Best for Data and ML Startup Credits
Google Cloud Platform
Top Pick
Google Cloud Platform leverages Google’s global infrastructure with a private fiber backbone, leading managed Kubernetes through GKE, BigQuery for serverless analytics, and up to $200K in startup credits for qualifying companies.
Visit websiteWho this is for: Data-intensive startups building analytics pipelines on BigQuery, ML engineering teams training and deploying models through Vertex AI with TPU and GPU access, and Kubernetes-first companies that want the reference implementation rather than a competitor’s approximation.
Why we like it: BigQuery is the clearest competitive moat in the hyperscaler bracket; the performance and pay-per-query pricing model are best-in-class for analytical workloads, and the gap over the equivalents on AWS and Azure is large enough to drive infrastructure choice on its own.

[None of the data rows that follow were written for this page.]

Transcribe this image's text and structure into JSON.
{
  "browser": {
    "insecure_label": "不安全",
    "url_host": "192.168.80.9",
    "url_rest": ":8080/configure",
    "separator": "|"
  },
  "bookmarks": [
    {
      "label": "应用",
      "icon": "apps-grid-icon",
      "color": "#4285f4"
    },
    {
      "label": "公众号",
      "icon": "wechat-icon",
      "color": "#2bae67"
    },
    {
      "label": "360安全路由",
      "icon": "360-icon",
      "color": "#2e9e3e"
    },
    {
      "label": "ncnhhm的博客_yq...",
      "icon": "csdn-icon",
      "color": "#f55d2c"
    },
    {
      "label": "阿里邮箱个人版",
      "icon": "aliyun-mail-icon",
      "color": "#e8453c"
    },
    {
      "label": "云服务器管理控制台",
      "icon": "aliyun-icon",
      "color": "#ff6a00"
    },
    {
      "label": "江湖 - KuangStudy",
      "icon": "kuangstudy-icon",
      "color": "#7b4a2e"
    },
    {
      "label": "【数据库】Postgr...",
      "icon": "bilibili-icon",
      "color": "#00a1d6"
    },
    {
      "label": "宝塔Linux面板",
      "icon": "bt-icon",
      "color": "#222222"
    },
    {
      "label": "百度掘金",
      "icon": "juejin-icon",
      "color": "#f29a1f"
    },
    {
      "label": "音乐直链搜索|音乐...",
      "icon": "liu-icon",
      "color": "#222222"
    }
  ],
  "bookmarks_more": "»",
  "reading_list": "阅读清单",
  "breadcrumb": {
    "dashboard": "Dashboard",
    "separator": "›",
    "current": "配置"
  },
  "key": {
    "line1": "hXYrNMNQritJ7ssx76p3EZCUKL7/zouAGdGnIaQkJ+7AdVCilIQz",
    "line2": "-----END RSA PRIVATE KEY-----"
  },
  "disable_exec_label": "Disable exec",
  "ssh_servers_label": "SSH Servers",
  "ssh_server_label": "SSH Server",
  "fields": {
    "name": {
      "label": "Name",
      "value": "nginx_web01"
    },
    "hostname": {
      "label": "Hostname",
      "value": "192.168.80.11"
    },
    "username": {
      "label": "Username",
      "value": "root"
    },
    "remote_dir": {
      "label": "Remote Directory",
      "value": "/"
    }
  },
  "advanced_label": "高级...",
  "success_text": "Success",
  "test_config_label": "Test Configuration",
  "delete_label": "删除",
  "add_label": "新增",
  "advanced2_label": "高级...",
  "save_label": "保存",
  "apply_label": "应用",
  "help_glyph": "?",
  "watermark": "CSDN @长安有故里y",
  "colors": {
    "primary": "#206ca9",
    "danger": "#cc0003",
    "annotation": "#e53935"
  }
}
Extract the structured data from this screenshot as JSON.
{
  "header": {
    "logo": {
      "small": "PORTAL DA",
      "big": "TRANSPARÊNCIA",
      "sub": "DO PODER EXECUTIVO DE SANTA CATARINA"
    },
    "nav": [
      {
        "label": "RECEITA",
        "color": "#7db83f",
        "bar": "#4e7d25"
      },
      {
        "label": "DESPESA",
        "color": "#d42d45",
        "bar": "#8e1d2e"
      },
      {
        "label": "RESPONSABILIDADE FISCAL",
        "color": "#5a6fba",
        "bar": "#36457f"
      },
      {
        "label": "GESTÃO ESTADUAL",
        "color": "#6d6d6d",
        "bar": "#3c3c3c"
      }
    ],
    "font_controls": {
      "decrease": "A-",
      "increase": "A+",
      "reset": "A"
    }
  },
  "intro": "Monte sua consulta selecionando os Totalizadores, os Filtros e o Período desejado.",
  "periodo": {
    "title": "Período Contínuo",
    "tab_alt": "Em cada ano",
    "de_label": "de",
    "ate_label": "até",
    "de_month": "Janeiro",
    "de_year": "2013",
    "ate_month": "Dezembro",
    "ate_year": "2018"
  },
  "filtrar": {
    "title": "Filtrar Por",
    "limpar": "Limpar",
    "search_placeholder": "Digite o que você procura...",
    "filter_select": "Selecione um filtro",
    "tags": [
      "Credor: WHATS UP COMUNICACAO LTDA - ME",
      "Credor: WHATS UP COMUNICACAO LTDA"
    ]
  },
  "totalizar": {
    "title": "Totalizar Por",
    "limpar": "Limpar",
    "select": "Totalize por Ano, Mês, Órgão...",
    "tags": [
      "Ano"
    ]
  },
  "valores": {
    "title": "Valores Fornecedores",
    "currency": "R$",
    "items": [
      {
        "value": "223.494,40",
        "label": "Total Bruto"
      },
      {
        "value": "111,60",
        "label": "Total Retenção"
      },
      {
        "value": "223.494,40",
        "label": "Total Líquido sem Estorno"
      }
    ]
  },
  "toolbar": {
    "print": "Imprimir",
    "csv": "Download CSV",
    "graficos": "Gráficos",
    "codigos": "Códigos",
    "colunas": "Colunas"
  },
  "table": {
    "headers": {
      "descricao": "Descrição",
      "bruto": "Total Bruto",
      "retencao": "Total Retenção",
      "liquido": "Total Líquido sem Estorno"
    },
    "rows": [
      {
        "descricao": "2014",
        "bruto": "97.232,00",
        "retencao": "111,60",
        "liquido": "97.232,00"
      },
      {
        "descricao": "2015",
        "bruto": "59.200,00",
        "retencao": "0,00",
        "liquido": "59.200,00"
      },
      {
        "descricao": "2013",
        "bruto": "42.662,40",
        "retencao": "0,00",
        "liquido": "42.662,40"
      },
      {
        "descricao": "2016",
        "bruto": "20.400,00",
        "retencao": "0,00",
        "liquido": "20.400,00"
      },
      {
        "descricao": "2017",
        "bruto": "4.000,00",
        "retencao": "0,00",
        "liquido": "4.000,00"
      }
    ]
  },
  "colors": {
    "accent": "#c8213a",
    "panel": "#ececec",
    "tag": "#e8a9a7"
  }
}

GKE remains the most mature managed Kubernetes service, with Autopilot mode removing most of the operational overhead lean teams cannot absorb. Vertex AI and TPU access provide credible ML training infrastructure, and the Google for Startups credit programme of up to $200K is the most generous on offer, which materially extends runway for the right kind of company.
Flaws but not dealbreakers: Smaller market share than AWS means fewer third-party integrations, consultants, and Stack Overflow answers, which slows hiring and procurement at the margins. Enterprise support pricing is higher than the AWS or Azure equivalent tiers. Google’s history of service deprecations creates trust concerns for long-term platform bets, IAM granularity and compliance certifications trail AWS in breadth, and the global region count is lower than the AWS footprint.